Perhaps this was more hopeful than his former good-humoured indifference, but it was with exceeding pain that Cheriton, before Easter came, began to perceive that though Alvar would let him please himself in any special instance, his hopes of exerting any general influence were vain, and that Alvar would resent the attempt even from him.
“Did you expect to make the leopard change his spots by the force of your will, Cherry?” said Mr Ellesmere to him, when some instance had brought this prominently forward. “You cannot do it, my boy, and excuse me for saying that I think you should not try.”
“I only wanted to help the leopard to accommodate his coat to our climate,” said Cherry, with rather a difficult smile.
“He must do that himself when stress of weather shows him the need. If he had married, such an influence as your mother’s might have come into his life; but, my dear boy, even that could not have sufficed, unless it had appealed to something higher.”

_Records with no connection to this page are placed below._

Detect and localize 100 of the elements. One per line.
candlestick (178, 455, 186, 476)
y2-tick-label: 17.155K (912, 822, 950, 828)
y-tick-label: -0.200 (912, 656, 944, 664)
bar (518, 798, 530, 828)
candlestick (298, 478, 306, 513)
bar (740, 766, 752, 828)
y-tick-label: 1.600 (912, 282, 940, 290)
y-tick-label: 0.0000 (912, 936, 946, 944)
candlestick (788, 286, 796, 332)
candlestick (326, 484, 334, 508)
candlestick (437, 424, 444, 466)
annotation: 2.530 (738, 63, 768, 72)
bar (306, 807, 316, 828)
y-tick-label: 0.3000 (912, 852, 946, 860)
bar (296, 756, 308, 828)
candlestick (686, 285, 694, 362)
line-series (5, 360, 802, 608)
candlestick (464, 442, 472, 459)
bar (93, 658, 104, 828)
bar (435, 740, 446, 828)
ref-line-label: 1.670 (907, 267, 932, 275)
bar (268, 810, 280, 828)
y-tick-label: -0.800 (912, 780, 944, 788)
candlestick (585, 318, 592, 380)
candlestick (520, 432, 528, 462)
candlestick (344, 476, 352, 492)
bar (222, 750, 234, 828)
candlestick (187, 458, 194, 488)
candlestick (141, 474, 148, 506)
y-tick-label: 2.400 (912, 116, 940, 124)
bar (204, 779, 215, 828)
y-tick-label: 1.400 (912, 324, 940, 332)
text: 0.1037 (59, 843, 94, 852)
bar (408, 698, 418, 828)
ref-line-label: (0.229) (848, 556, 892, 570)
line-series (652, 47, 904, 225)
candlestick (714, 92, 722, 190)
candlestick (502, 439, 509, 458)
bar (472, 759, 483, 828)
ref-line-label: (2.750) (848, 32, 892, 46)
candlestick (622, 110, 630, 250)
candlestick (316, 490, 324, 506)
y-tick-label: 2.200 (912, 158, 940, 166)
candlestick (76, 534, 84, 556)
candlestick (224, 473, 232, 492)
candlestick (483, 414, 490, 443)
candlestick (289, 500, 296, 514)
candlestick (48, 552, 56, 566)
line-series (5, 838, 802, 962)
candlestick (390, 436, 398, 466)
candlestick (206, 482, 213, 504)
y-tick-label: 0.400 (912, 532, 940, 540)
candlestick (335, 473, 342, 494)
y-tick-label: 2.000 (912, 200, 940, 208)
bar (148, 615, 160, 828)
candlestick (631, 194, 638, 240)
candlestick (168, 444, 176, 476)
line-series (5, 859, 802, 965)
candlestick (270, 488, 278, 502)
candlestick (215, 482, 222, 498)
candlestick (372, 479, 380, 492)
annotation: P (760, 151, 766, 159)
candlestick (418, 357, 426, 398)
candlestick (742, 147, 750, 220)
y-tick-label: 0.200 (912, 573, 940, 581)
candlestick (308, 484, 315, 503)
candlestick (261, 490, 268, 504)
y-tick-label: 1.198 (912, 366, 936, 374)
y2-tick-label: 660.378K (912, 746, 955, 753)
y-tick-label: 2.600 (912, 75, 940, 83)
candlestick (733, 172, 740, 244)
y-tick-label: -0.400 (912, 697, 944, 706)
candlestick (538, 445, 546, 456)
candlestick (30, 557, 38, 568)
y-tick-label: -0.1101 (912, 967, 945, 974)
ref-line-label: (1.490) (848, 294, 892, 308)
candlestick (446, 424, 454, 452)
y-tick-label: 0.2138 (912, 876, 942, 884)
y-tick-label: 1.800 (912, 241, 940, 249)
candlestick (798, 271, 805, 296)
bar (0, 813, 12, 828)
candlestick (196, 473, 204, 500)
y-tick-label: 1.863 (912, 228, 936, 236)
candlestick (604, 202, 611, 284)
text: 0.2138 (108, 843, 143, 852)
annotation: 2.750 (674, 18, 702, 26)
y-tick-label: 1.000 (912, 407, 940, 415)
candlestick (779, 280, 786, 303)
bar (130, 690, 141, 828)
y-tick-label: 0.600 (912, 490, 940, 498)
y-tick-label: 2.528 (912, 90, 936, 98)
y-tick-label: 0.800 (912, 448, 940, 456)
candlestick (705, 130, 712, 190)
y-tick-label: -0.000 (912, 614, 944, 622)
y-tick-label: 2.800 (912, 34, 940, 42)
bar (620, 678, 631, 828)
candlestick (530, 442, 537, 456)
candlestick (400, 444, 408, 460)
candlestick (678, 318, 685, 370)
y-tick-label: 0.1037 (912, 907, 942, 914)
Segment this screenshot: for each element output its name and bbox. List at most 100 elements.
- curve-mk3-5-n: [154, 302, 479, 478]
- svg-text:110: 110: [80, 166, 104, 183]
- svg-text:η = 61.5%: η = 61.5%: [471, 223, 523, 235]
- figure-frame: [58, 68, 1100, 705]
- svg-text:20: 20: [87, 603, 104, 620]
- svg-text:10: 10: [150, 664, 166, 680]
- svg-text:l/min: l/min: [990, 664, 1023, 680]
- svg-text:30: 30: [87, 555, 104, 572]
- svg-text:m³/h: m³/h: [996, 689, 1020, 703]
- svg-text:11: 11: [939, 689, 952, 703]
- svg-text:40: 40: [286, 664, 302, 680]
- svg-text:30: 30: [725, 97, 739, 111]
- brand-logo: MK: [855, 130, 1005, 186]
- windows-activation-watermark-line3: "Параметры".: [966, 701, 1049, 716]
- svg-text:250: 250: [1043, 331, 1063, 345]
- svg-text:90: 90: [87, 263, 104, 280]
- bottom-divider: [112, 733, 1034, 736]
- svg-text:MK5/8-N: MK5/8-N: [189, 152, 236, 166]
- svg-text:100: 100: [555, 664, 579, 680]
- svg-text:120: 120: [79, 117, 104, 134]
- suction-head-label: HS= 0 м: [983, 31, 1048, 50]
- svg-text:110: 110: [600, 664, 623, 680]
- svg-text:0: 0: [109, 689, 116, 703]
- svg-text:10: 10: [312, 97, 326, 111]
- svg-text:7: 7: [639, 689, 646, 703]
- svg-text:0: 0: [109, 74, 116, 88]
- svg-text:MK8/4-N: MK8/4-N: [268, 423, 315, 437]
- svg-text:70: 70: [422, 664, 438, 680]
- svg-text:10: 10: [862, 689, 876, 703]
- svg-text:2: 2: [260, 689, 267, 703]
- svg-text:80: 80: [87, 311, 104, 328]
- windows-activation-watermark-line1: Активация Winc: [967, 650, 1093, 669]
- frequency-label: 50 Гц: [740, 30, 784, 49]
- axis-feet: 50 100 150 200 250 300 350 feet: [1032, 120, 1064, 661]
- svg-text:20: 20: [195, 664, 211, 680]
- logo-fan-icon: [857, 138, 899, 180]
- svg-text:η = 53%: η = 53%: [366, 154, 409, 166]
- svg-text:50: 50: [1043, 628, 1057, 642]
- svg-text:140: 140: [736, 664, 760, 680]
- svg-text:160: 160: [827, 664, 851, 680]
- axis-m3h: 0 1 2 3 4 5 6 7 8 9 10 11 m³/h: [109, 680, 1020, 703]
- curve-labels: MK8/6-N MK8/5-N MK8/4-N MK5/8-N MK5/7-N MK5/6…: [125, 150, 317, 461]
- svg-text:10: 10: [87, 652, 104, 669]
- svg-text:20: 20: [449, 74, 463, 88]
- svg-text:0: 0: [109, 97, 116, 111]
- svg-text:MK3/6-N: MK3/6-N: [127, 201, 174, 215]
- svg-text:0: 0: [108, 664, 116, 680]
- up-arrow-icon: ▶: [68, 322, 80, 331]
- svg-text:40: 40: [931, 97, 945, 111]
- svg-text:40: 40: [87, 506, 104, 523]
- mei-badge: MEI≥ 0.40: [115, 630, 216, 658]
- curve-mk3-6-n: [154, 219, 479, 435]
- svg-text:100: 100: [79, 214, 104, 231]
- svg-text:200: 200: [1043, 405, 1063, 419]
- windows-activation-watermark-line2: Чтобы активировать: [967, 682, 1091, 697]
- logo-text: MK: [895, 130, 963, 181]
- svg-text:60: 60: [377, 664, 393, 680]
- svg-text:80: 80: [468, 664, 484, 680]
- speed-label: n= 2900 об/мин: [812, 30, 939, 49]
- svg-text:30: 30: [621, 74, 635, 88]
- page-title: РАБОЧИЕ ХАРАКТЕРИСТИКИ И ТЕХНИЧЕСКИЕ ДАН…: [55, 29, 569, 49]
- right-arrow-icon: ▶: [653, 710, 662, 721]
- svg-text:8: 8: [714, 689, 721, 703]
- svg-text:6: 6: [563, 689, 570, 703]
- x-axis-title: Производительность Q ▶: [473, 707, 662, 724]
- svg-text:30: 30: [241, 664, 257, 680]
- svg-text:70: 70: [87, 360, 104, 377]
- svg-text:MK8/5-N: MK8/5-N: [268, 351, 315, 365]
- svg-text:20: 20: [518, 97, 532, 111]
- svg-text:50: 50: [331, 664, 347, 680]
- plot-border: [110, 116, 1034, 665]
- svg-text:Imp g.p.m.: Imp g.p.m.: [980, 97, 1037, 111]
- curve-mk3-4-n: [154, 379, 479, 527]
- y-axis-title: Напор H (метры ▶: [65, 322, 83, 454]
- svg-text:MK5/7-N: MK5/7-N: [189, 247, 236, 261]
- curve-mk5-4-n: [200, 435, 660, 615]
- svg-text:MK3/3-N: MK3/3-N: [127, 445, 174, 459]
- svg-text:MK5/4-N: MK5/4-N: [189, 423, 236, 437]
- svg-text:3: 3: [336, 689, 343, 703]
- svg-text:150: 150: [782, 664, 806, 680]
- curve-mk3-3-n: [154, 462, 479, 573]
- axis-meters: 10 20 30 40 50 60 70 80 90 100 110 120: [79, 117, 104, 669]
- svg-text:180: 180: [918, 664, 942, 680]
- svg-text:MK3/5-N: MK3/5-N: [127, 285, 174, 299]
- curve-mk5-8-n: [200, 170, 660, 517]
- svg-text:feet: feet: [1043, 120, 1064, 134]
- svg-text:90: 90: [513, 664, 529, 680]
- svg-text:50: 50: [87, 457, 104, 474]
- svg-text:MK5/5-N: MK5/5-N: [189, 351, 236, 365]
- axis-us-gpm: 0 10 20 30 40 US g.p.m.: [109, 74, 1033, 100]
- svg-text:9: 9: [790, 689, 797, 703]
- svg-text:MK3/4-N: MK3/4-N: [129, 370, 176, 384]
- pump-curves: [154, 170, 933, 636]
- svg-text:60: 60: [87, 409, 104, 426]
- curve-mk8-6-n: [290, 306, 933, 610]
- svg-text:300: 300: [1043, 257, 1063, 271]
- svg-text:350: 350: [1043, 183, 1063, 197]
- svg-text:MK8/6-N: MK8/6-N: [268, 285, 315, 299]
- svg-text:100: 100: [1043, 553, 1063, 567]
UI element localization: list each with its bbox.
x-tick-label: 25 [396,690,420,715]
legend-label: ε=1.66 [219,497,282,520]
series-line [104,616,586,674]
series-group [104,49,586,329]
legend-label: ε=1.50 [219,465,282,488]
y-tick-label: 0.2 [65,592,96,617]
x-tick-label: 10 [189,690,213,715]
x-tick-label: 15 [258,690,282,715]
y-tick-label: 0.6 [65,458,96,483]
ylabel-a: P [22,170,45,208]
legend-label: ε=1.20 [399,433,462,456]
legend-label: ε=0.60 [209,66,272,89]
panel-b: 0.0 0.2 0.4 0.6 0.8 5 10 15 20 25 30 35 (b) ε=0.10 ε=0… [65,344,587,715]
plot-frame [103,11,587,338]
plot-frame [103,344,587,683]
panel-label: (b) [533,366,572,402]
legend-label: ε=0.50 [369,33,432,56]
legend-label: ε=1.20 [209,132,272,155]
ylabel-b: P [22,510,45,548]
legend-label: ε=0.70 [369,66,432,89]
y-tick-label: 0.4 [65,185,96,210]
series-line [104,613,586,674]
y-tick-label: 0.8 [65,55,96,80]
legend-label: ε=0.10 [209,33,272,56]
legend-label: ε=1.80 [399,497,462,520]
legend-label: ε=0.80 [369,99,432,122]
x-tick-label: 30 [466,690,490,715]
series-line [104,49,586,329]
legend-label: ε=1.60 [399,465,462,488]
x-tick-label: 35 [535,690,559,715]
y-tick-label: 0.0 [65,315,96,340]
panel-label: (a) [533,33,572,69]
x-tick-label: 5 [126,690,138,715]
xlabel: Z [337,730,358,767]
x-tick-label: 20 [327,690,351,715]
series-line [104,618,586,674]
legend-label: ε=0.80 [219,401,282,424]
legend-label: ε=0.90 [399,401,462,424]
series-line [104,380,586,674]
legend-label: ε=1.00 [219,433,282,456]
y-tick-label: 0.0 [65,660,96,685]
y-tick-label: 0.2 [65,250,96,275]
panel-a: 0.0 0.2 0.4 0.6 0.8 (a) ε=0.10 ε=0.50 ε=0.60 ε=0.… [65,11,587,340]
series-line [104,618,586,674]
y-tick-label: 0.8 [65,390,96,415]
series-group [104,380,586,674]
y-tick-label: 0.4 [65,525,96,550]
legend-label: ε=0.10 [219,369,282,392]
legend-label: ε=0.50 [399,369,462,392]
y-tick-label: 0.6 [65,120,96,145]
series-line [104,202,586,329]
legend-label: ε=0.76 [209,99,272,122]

“I know,” said Cherry slowly. “I know what you mean about it. No man ought to stand dictation as to his duty, and we all lay down the law to each other. But I cannot break myself of feeling that matters here are my own concern.”
“I think that is a habit of mind common to a great many people hereabouts,” said Mr Ellesmere kindly; “and, after all, what I said was only meant as a warning.”
“Much needed! But I believe Alvar will find things out in time; and we none of its make half enough allowance for him.”
Jack came home for a few days at Easter, and there was a final discussion and arrangement of plans, which resulted after all in a general flitting. Alvar declared that Oakby was too dull without his brother, and that he should himself go to London for some time. No one could exactly find fault with this scheme, and if he had exerted himself hitherto to get his new duties in train, they would have welcomed it, as his resolute avoidance of the Seytons produced social difficulties, and Jack thought Cheriton’s London life so much of an experiment as to be glad that he should not have to carry it out entirely alone. But they both knew that without any difference that would strike outsiders, there was just the essential change from good to bad management, from care to neglect, in every matter with which the master of Oakby was concerned.
Nettie was to go to a London boarding-school for a year. This was the express desire of Mrs Lester, who thought this amount of “finishing” essential. Lady Cheriton was choosing the school, and the brothers of course consented, though Cheriton felt that it was like caging a wild bird, and Alvar remarked with much truth,—
“My sister is a woman; it is foolish to send her to school.”